Today, several relatively quick bedside tests can be used to measure delirium, including one modified by Inouye and Ely for ICU patients unable to speak because they have breathing tubes in their throats. Without these tests, "nurses can look right at a patient that's delirious and think they're not, or they can think they are delirious and they're not," Robertson said.

Those tests helped nurses confirm that Sharon Kirk of
West Los Angeles , a 58-year-old former flight attendant, developed delirium while battling complications of parathyroid and thyroid surgery this spring. While on a ventilator in a deliberately induced coma, she began dreaming that she was drowning and people were ignoring her cries. "Friends of mine told me I was tied down with restraints and that I was trying to get out of them," she says now.
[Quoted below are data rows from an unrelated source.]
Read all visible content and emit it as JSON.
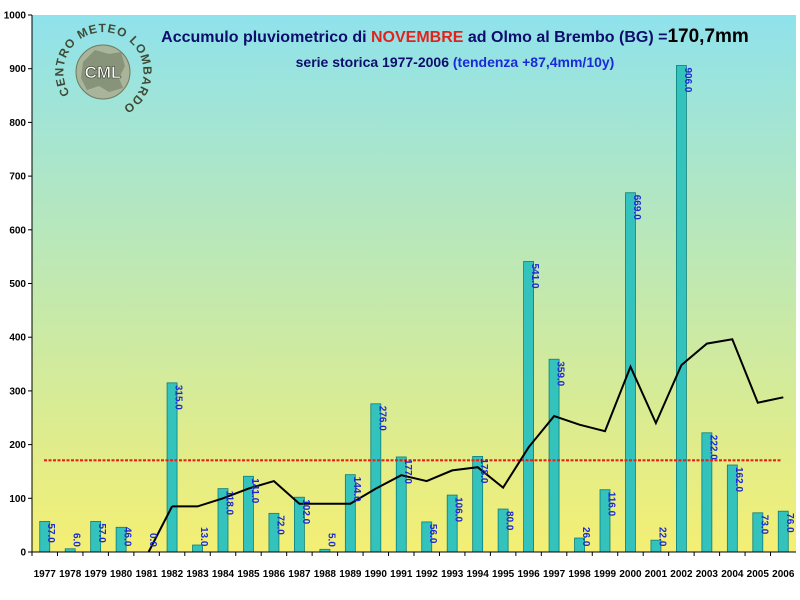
{
  "title_parts": {
    "prefix": "Accumulo pluviometrico di ",
    "month": "NOVEMBRE",
    "middle": " ad Olmo al Brembo (BG) =",
    "total": "170,7mm"
  },
  "subtitle_parts": {
    "text": "serie storica 1977-2006 ",
    "trend": "(tendenza +87,4mm/10y)"
  },
  "logo": {
    "arc_text": "CENTRO METEO LOMBARDO",
    "badge": "CML"
  },
  "colors": {
    "bar_fill": "#33c2bc",
    "bar_stroke": "#0c7f7a",
    "data_label": "#1a2bd6",
    "trend_line": "#000000",
    "average_line": "#e3231b",
    "month_text": "#e3231b",
    "trend_text": "#1a2bd6",
    "title_text": "#0d0d6b",
    "bg_top": "#8fe2ec",
    "bg_bottom": "#f4ef73"
  },
  "chart_data": {
    "type": "bar",
    "categories": [
      "1977",
      "1978",
      "1979",
      "1980",
      "1981",
      "1982",
      "1983",
      "1984",
      "1985",
      "1986",
      "1987",
      "1988",
      "1989",
      "1990",
      "1991",
      "1992",
      "1993",
      "1994",
      "1995",
      "1996",
      "1997",
      "1998",
      "1999",
      "2000",
      "2001",
      "2002",
      "2003",
      "2004",
      "2005",
      "2006"
    ],
    "values": [
      57.0,
      6.0,
      57.0,
      46.0,
      0.0,
      315.0,
      13.0,
      118.0,
      141.0,
      72.0,
      102.0,
      5.0,
      144.0,
      276.0,
      177.0,
      56.0,
      106.0,
      178.0,
      80.0,
      541.0,
      359.0,
      26.0,
      116.0,
      669.0,
      22.0,
      906.0,
      222.0,
      162.0,
      73.0,
      76.0
    ],
    "data_labels": [
      "57.0",
      "6.0",
      "57.0",
      "46.0",
      "0.0",
      "315.0",
      "13.0",
      "118.0",
      "141.0",
      "72.0",
      "102.0",
      "5.0",
      "144.0",
      "276.0",
      "177.0",
      "56.0",
      "106.0",
      "178.0",
      "80.0",
      "541.0",
      "359.0",
      "26.0",
      "116.0",
      "669.0",
      "22.0",
      "906.0",
      "222.0",
      "162.0",
      "73.0",
      "76.0"
    ],
    "trend_series": [
      null,
      null,
      null,
      null,
      null,
      85,
      85,
      100,
      118,
      132,
      90,
      90,
      90,
      118,
      143,
      132,
      152,
      158,
      120,
      195,
      253,
      237,
      225,
      345,
      240,
      348,
      388,
      396,
      278,
      288
    ],
    "average_value": 170.7,
    "ylim": [
      0,
      1000
    ],
    "yticks": [
      0,
      100,
      200,
      300,
      400,
      500,
      600,
      700,
      800,
      900,
      1000
    ],
    "grid": false
  }
}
As Kirk emerged from the coma, "it was obvious she was delusional," recalls her friend Dorothy Froix. "Sometimes, she would speak about something that wasn't happening, or she would think that somebody else was there talking to her." That behavior frightened both Froix and Kirk's husband, Greg Flavall, who said his wife still grapples with memory lapses more than three months after her release from
St. John's . It's hard to know whether the lingering effects stem from the delirium or the overall shock to her system.

"It's hard to separate those two," said Chris Maupin, a critical care nurse at
St. John's . For example, she said, Kirk's memory lapses could stem from too little oxygen flowing to her brain when she suffered life-threatening bleeding.
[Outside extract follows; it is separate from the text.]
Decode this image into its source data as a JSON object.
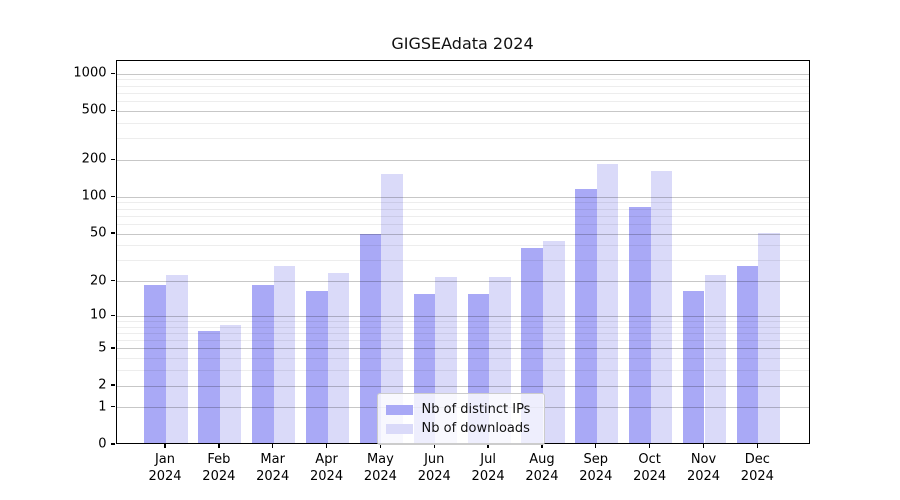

The key to reducing delirium is prevention. A few hospitals have instituted programs modeled on a program Inouye pioneered at the Yale University School of Medicine.

In a March 1999 study published in the New England Journal of Medicine, Inouye showed that several simple changes reduced delirium by 40% among 852 hospitalized, non-ICU patients 70 and older. For example, the program reduced the use of sleeping pills by having volunteers provide back rubs, relaxation tapes, warm milk and tea. Other interventions included providing cognitive stimulation through games, discussion of current events and memory aids designed to jog recollections; by helping get patients out of bed and walking three times daily; by improving surroundings to minimize sleep disruptions, and by giving enough fluids to prevent dehydration.

According to another study Inouye published in April, delirium can be reduced by 89% in patients who receive all the recommended interventions.

Some hospitals are eliminating irritating sounds of ringing bells and buzzers. Others are designing hospital rooms with windows that let in natural light and preserve the rhythms of day and night so patients feel less disoriented.

Robertson spearheaded a new program at
St. John's to reduce and prevent delirium. Nurses evaluate intensive care patients several times a day. Doctors there and elsewhere have begun changing many of the medications they use, said Dr. Gilbert Kuhn, a St. John's pulmonologist and critical care specialist who was among those treating Kirk.

If a patient must be put into a coma, he often uses propofol (Diprovan), an anesthetic that passes out of the body more quickly than some older anesthetics. Furthermore, Kuhn tries to wake up sedated patients once daily to evaluate their level of consciousness.

Pharmacists also check drug doses, look for drug interactions and help determine if pain relievers milder than narcotics can be used.

Harvard's Marcantonio said he hopes continued research will make preventing delirium a priority.

"The more we can show we can do something about it, that will hopefully motivate people to look for it more."